I began to be irritated with the way outer restriction created inner restraints as well: I often caught myself dropping my eyes submissively when I passed men on the street just to avoid the inevitable sizing up and the ensuing comments or grabs. I grew weary of complicated grooming, of rising early to dress, of always looking just so, of never seeing women with a hair out of place (unless they were from the lower castes, but even then their behavior was codified: Their hair was supposed to be a mess).
The rules and lore of the sari, which had at first seemed exciting guidelines to transformation, then useful tools for cultural integration, began eventually to feel like weights pressing me into the "modest, demure and self-effacing" mold that shaped the lives of so many Bihari women. Wearing a sari was changing me, all right, and the change frightened me.
So, for a while, I quit wearing it. I wore a shalwar kameez, the cooler, more comfortable long tunic and harem trousers ensemble favored by many Indian women. Or I rather aggressively gave up and, sporting a T-shirt and long skirt, trundled around the compound like your basic sun-faded traveling slob, ignoring the vocal dismay of students and staff. I went to Katmandu, Nepal, for a vacation and sat in cafes drinking lattes, eating scones and watching Americans cruise around in (horrors) shorts. I returned to work in Bihar.

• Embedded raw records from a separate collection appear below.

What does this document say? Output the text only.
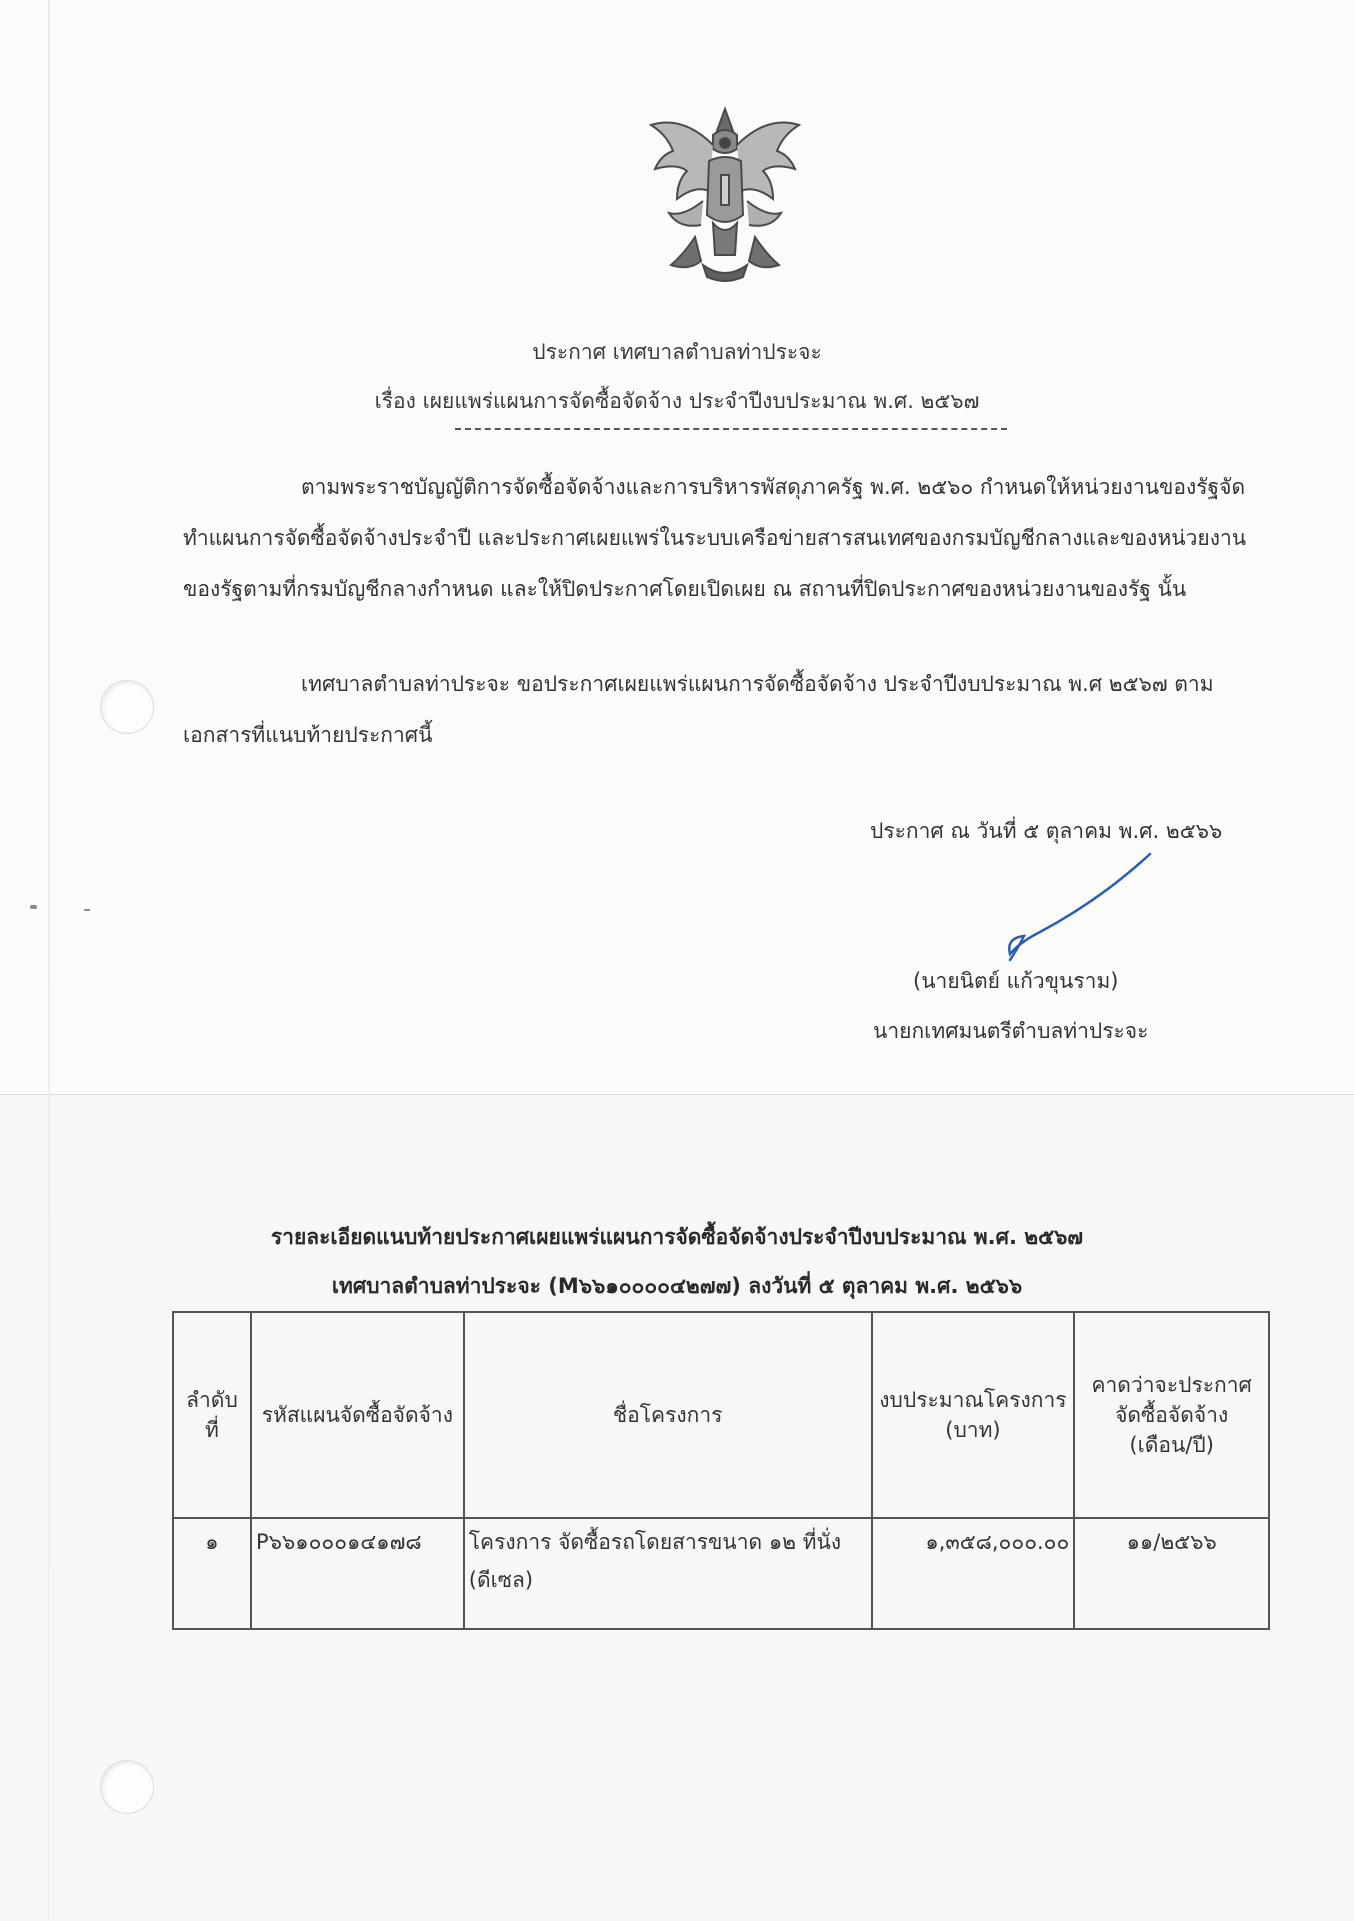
ประกาศ เทศบาลตำบลท่าประจะ
เรื่อง เผยแพร่แผนการจัดซื้อจัดจ้าง ประจำปีงบประมาณ พ.ศ. ๒๕๖๗
ตามพระราชบัญญัติการจัดซื้อจัดจ้างและการบริหารพัสดุภาครัฐ พ.ศ. ๒๕๖๐ กำหนดให้หน่วยงานของรัฐจัดทำแผนการจัดซื้อจัดจ้างประจำปี และประกาศเผยแพร่ในระบบเครือข่ายสารสนเทศของกรมบัญชีกลางและของหน่วยงานของรัฐตามที่กรมบัญชีกลางกำหนด และให้ปิดประกาศโดยเปิดเผย ณ สถานที่ปิดประกาศของหน่วยงานของรัฐ นั้น
เทศบาลตำบลท่าประจะ ขอประกาศเผยแพร่แผนการจัดซื้อจัดจ้าง ประจำปีงบประมาณ พ.ศ ๒๕๖๗ ตามเอกสารที่แนบท้ายประกาศนี้
ประกาศ ณ วันที่ ๕ ตุลาคม พ.ศ. ๒๕๖๖
(นายนิตย์ แก้วขุนราม)
นายกเทศมนตรีตำบลท่าประจะ
รายละเอียดแนบท้ายประกาศเผยแพร่แผนการจัดซื้อจัดจ้างประจำปีงบประมาณ พ.ศ. ๒๕๖๗
เทศบาลตำบลท่าประจะ (M๖๖๑๐๐๐๐๔๒๗๗) ลงวันที่ ๕ ตุลาคม พ.ศ. ๒๕๖๖
ลำดับที่	รหัสแผนจัดซื้อจัดจ้าง	ชื่อโครงการ	งบประมาณโครงการ (บาท)	คาดว่าจะประกาศจัดซื้อจัดจ้าง (เดือน/ปี)
๑	P๖๖๑๐๐๐๑๔๑๗๘	โครงการ จัดซื้อรถโดยสารขนาด ๑๒ ที่นั่ง (ดีเซล)	๑,๓๕๘,๐๐๐.๐๐	๑๑/๒๕๖๖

And gradually, my saris and I came to terms. As India morphed from an alien land into the home of people I loved, so my sari became not a source of instant transformation into an uncomfortably different identity but just a manifestation of part of me, something newly disciplined and feminine, something unnerving that I owed to my year in India.
India is a country of paradox and its clothing is no exception. Those oppressively hot, uncomfortable folds of cloth drape life in a patriarchal, poverty-stricken, monsoon-ridden city, but they also bedeck their wearers' determination and resilience. When I arrived in India, the women in faded red saris who crouched by the side of the road breaking stones with hammers were ciphers to me, symbols of oppressed women everywhere. Slowly, while not ceasing to mourn their misery and work for its alleviation, I began to decode their individual strength and appreciate their singular lives. My sari was one of the keys that unlocked doors, started conversations, initiated interactions, and I found, in the end, that I was grateful for it.
In fact, now that I am back in the States, I hold the memories close and ponder the firsthand experience of what it takes to hop through monsoon mud with a bundle of beets in one hand and sari folds clutched in the other. I will never be able to wear a sari as beautifully as Indian women do, nor will I ever handle the difficulties it signifies with the tough grace they show. But last December, I was the only one at a black-tie Christmas ball in Boston wearing a peach chiffon sari, and do you know, it looked beautiful when I waltzed.